Жюль безусловно прав относительно внешности Пастера. Он выглядит старым и изможденным, как это бывает с некоторыми людьми в пожилом возрасте. Однако я не вижу тусклости в его глазах даже за сильными линзами очков. Наоборот, я вижу детское изумление. У него ясные и живые глаза, излучающие сияние, как у человека, у которого впереди еще много лет и кому предстоит сделать немало открытий. И слабеющее тело не остановит его.

Что касается ассистента Томаса Рота, то он из категории редких людей со слишком серьезным выражением лица. Я не воспринимаю от него личной теплоты, как от доктора Пастера. Он заставляет меня испытывать неловкость, словно я нечто такое, что нужно вскрыть и изучить под микроскопом.

В облике Рота заметна отрешенность ученого, он словно вышел из затемненной лаборатории и привыкает к солнечному свету. Хотя сейчас мода на бороды, его лицо, как у Жюля, чисто выбрито. Я замечаю, что он говорит по-французски с небольшим акцентом. Хотя я не уловила акцент доктора Дюбуа, прононс Рота легче различается моим ухом.

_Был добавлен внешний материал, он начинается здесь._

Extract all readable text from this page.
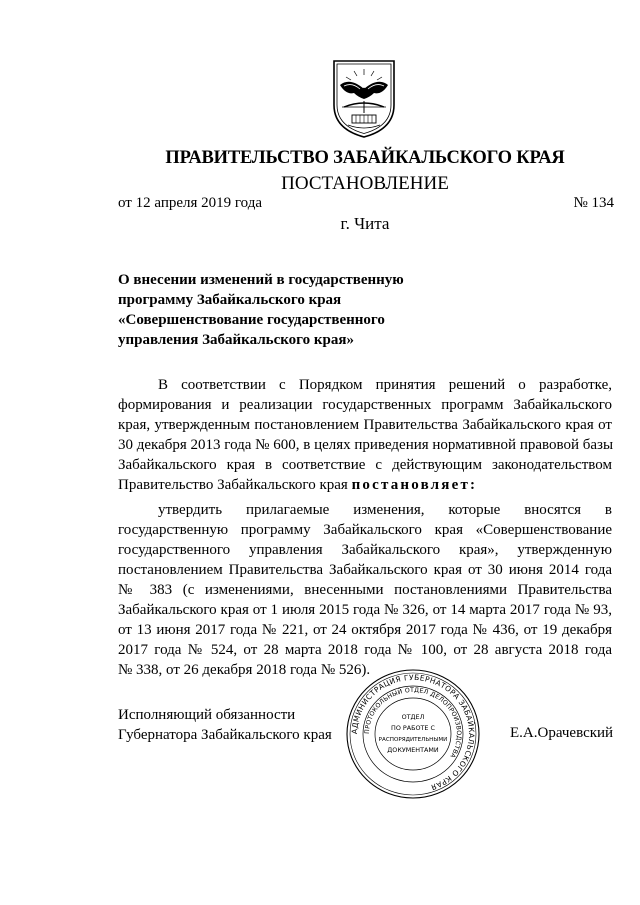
ПРАВИТЕЛЬСТВО ЗАБАЙКАЛЬСКОГО КРАЯ
ПОСТАНОВЛЕНИЕ
от 12 апреля 2019 года	№ 134
г. Чита
О внесении изменений в государственную
программу Забайкальского края
«Совершенствование государственного
управления Забайкальского края»
В соответствии с Порядком принятия решений о разработке,
формирования и реализации государственных программ Забайкальского
края, утвержденным постановлением Правительства Забайкальского края от
30 декабря 2013 года № 600, в целях приведения нормативной правовой базы
Забайкальского края в соответствие с действующим законодательством
Правительство Забайкальского края постановляет:
утвердить прилагаемые изменения, которые вносятся в
государственную программу Забайкальского края «Совершенствование
государственного управления Забайкальского края», утвержденную
постановлением Правительства Забайкальского края от 30 июня 2014 года
№ 383 (с изменениями, внесенными постановлениями Правительства
Забайкальского края от 1 июля 2015 года № 326, от 14 марта 2017 года № 93,
от 13 июня 2017 года № 221, от 24 октября 2017 года № 436, от 19 декабря
2017 года № 524, от 28 марта 2018 года № 100, от 28 августа 2018 года
№ 338, от 26 декабря 2018 года № 526).
Исполняющий обязанности
Губернатора Забайкальского края	Е.А.Орачевский
АДМИНИСТРАЦИЯ ГУБЕРНАТОРА ЗАБАЙКАЛЬСКОГО КРАЯ
ПРОТОКОЛЬНЫЙ ОТДЕЛ ДЕЛОПРОИЗВОДСТВА
ОТДЕЛ
ПО РАБОТЕ С
РАСПОРЯДИТЕЛЬНЫМИ
ДОКУМЕНТАМИ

Жюль кратко представляет меня:

— Это мадемуазель Браун, американка.

Они слегка касаются кончиками пальцев головы, будто на них есть какой-то убор, но никто из них не протягивает руку для пожатия.

Жюль обращается к Пастеру:

— Очень любезно с вашей стороны принять нас, хотя мы явились без предупреждения.

Я отмечаю глубокое уважение в его голосе. Это интересно, учитывая, что Жюль сам всемирно известен.

Пастер кивает в знак благодарности.

— Одно ваше имя заставило бы меня распахнуть двери, но должен признаться, что от руки написанные слова на обратной стороне визитки пробудили во мне интерес. Вы сбрили бороду, mon ami. Вы и Томас, должно быть, единственные мужчины во Франции старше восемнадцати лет, чьи лица не покрыты порослью.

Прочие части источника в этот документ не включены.